Zeugnisverweigerung wirksam erweitert

Telefonüberwachung von Journalisten jedoch noch nicht völlig ausgeschlossen

Rechercheergebnisse gehören nicht in Strafakten. So lautete die jahrelange Forderung der Journalistinnen und Journalisten und ihrer Organisationen nach einer Reform des Zeugnisverweigerungsrechtes. Nun ist endlich ein Etappenziel erreicht: mit der Veröffentlichung im Bundesgesetzblatt am 15. Februar trat einen Tag später die neue Fassung mit einer Änderung des § 53 der Strafprozessordnung (StPO)in Kraft.

Die Novelle dehnt das Zeugnisverweigerungsrecht aus auf selbstrecherchiertes Material, auf „den Inhalt selbst erarbeiteter Materialien und den Gegenstand berufsbezogener Wahrnehmungen“. Zugleich gilt dieses Recht nun auch für nichtperiodische Druckerzeugnisse – Bücher, Informations- und Kommunikationsdienste sowie Filmberichte. Damit ist das Redaktionsgeheimnis gestärkt und der Informantenschutz wesentlich verbessert worden

Erstes Urteil nach verändertem Gesetz

Wie kurz in der letzten Ausgabe berichtet, hat sich diese Änderung bereits positiv in einem ersten Urteil niedergeschlagen – die Beschlagnahme von SWR-Filmmaterial wurde rückgängig gemacht.
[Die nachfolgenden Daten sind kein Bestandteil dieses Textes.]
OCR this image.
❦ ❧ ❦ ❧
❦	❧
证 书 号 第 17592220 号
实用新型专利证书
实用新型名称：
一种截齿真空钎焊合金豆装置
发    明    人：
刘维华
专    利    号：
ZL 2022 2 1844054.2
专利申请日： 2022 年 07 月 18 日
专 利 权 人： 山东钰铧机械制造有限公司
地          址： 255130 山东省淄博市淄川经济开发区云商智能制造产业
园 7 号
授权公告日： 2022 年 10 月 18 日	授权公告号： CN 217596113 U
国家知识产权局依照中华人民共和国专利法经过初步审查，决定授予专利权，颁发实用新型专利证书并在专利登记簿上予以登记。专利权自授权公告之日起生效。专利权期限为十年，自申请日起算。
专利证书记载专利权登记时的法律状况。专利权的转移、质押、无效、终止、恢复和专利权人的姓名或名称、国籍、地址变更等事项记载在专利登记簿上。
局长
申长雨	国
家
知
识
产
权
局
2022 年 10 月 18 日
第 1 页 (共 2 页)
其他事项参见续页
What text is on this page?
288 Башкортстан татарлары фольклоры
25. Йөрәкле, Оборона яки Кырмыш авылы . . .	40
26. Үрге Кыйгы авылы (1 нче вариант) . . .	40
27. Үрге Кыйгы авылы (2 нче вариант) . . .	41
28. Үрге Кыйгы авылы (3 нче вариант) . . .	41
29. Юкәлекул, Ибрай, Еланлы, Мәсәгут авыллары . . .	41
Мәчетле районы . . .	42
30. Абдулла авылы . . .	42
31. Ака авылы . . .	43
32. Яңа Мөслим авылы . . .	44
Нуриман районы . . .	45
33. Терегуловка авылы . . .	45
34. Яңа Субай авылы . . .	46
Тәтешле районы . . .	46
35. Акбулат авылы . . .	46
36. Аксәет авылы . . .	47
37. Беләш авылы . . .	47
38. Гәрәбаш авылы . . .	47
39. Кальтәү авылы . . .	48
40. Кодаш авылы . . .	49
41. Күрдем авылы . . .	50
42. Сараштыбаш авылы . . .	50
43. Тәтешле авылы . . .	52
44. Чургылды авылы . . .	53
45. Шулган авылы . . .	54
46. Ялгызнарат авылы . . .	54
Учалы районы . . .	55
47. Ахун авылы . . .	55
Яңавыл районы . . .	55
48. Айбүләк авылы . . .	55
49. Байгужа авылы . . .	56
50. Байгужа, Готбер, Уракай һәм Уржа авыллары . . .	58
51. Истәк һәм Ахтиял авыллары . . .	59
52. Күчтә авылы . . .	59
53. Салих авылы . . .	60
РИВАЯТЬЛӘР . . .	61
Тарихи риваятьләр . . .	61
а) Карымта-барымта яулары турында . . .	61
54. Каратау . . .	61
Der Anlass – eine Schlägerei am Rande eines Prozesses in Freiburg – erfüllte nicht die Ausnahmekriterien, die immer noch im § 53 der Strafprozessordnung enthalten sind: Wenn es um die Aufklärung von Verbrechen oder Friedensverrat, Gefährdung des demokratischen Rechtsstaates oder Landesverrat oder Gefährdung der äußeren Sicherheit geht, soll das Recht auf Zeugnisverweigerung ebenso wenig gelten wie bei einer Straftat gegen die sexuelle Selbstbestimmung oder bei Geldwäsche. Allerdings dürfen auch hier Aussagen verweigert werden, die die Person des Verfassers oder Einsenders von Beiträgen und Unterlagen oder sonstiger Informanten offenbaren würden.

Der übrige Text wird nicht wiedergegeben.